Emigrant Wilderness

Emigrant Wilderness is one of the most popular places for Northern California groups to complete a 50 mile backpacking trip.  There are so many trailheads, lakes, and worthwhile routes, that it would be impossible to name them all.  You can enter Emigrant from Yosemtie (Boundary Lake), Hwy 108 (Crabtree, Gianelli Cabin, and Kennedy Meadows), or the Sonora Pass (Leavitt Peak).  Permits are easily acquired at any of the Ranger Stations and up to 15 backpackers can be accommodated on a trek.  Bear cans are not required.

One of the most difficult places to find in Emigrant Wilderness is Hyatt Lake. There are no trails into the Lake, and only a very experienced backpacker can nagivate the ducks, granite faces, and ridgelines to make it there. It is 13 difficult miles from Crabtree campground, a large part of it uphill. Still, the few who actually make to Hyatt Lake find the ordeal worthwhile. The views hiking over the ridge into the lake are spectacular (a huge granite bowl as far as the eye can see), sandy beaches, and high and low rock faces that are perfect for jumping into the lake. Swimming is a must-do activity.

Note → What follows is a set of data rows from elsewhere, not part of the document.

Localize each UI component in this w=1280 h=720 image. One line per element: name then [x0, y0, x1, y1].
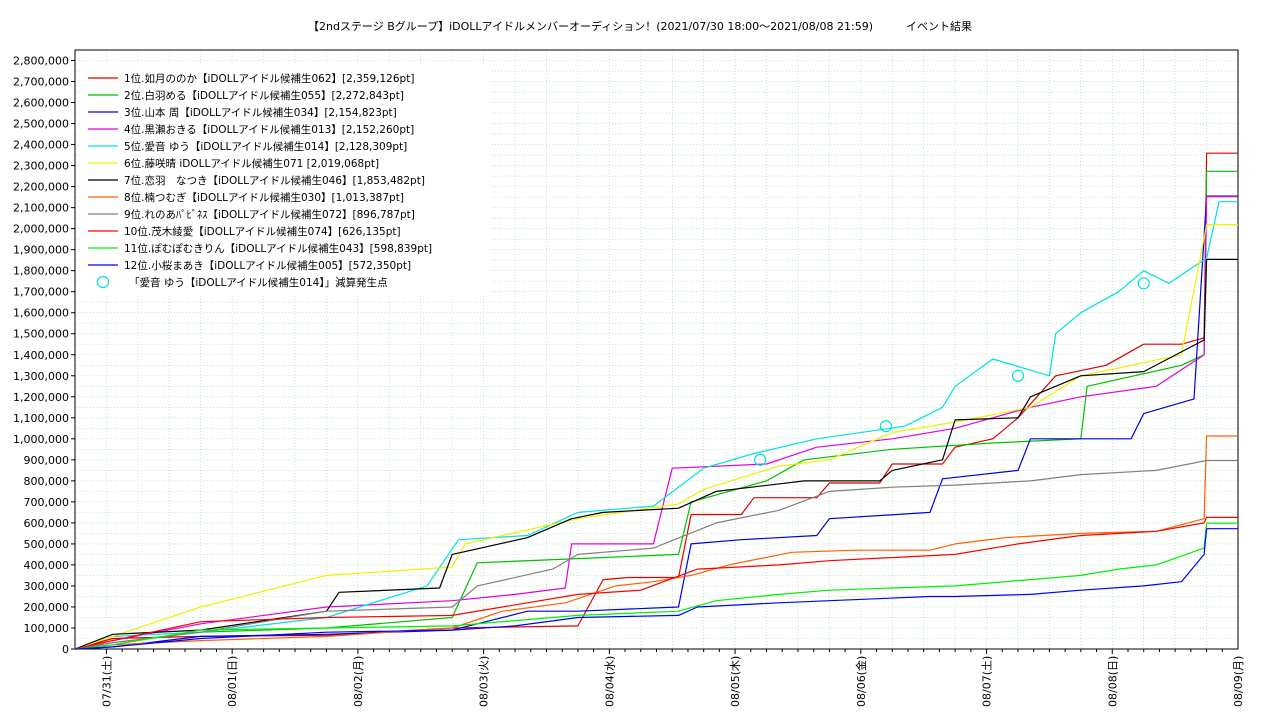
y-tick-label: 1,100,000 — [13, 412, 69, 425]
x-tick-label: 08/02(月) — [352, 656, 365, 707]
y-tick-label: 1,800,000 — [13, 265, 69, 278]
legend-label: 3位.山本 周【iDOLLアイドル候補生034】[2,154,823pt] — [124, 106, 397, 119]
legend-box — [81, 64, 491, 296]
y-tick-label: 1,000,000 — [13, 433, 69, 446]
x-tick-label: 08/01(日) — [226, 656, 239, 707]
legend-label: 5位.愛音 ゆう【iDOLLアイドル候補生014】[2,128,309pt] — [124, 140, 407, 153]
y-tick-label: 2,700,000 — [13, 76, 69, 89]
y-tick-label: 400,000 — [24, 559, 70, 572]
x-tick-label: 07/31(土) — [100, 656, 113, 707]
y-tick-label: 2,500,000 — [13, 118, 69, 131]
subtraction-marker — [754, 453, 767, 466]
series-line — [74, 201, 1238, 650]
x-tick-label: 08/09(月) — [1232, 656, 1245, 707]
y-tick-label: 1,300,000 — [13, 370, 69, 383]
series-line — [74, 435, 1238, 650]
x-tick-label: 08/06(金) — [854, 656, 868, 707]
legend-label: 12位.小桜まあき【iDOLLアイドル候補生005】[572,350pt] — [124, 259, 411, 272]
x-tick-label: 08/04(水) — [603, 656, 616, 707]
subtraction-marker — [1137, 277, 1150, 290]
legend-marker-swatch — [96, 275, 110, 289]
y-tick-label: 1,700,000 — [13, 286, 69, 299]
y-tick-label: 200,000 — [24, 601, 70, 614]
y-tick-label: 2,200,000 — [13, 181, 69, 194]
series-line — [74, 195, 1238, 650]
legend-label: 6位.藤咲晴 iDOLLアイドル候補生071 [2,019,068pt] — [124, 157, 379, 170]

A few years back, I was at Hyatt Lake, and as usual it was a great trip. That time we shared the lake with two groups. One a batch of skinny- dipping women who were obviously enjoying the water and the sun. The other group brought fireworks, which they set off at night over the granite bowl towards Big Lake. Totally illegal, but after we got over our worries that they might be emergency flares from stranded hikers, we enjoyed the flashes inter-mingled with the stars.

5 Responses

  1. That was me who had the fireworks. I remember there being 2 other groups at the lake that weekend as well. I fired them over the lake and burned the empty canisters. There was no danger of a fire. Glad you enjoyed them!

  2. Robert, I agree with you. Fireworks and the Wilderness do not mix. Just to be clear. Our group did not have the fireworks. We did not know the people who had the them and we reported the incident to the Ranger when we got back. Thanks for the comment.

  3. It’s pretty stupid and irresponsible to bring firworks into the backcountry. Next time think about the wildlife and fires! Even if you did not start one while your were there, brush can smolder for weeks then ignite when the conditions are right. Also think about the trash. I would have reported you in a second if I spotted your camp. Next time bring your thinking cap

    Former Trail Crew Worker/Wilderness Ranger Emigrant Wilderness

  4. Our 2008 hike was from Gianelli’s Cabin to Whiteside Meadow to Emigrant Lake to Snow and Bigelow Lakes to Lertora Lake to Gem Lake. Very straightforward and enjoyable. Every camp is in a beautiful setting. Remember that the mosquitoes are bad in July and just about any place called a “Meadow” is full of them. Lertora Lake is a great place to swim and camp. There are always lots of day hikers near Crabtree and Gem Lake is a popular destination for them. If you bushwack from Snow Lake to Bigelow Lake (some maps show a trail be we couldn’t follow it all the way over the saddle) remember to stay high. Do not descend into the valley or you will miss Bigelow altogether. Hint: study the map and notice where all the high places are before heading out in the morning.

  5. From C. Knaus – Troop 236
    Our Troop has done two 50 milers in the Emigrant Wilderness (2004 & 6). We’ve done loops originating at Crabtree Camp. 2004 route was Crabtree to Grouse Lake, Cherry Creek, Wood Lake, Buck Lake, Emigrant Lake, Middle Emigrant Lake, Emigrant Meadow Lake, Bond Pass, Snow Lake, Huckleberry Lake, Letora Lake, Gem Lake, and back to Crabtree. Highlights include fishing at Buck Lake, Emigrant Lake being partially frozen over on 4th of July (’06), the view at the pass between Snow Lake and Bigelow Lake (Some maps don’t show the trail here. It is sparse and requires some bushwacking!), rock formations and swimming at Letora Lake (several shallow inlets mean relatively warm water!), and excellent fishing at Bigelow Lake. Crabtree is a good trail head with a forest service campground, picnic tables and vault/pit toilets that don’t stink! Great place to organize yourselves and your gear, spend the night, acclimate for a bit and be ready for your first day on the trail.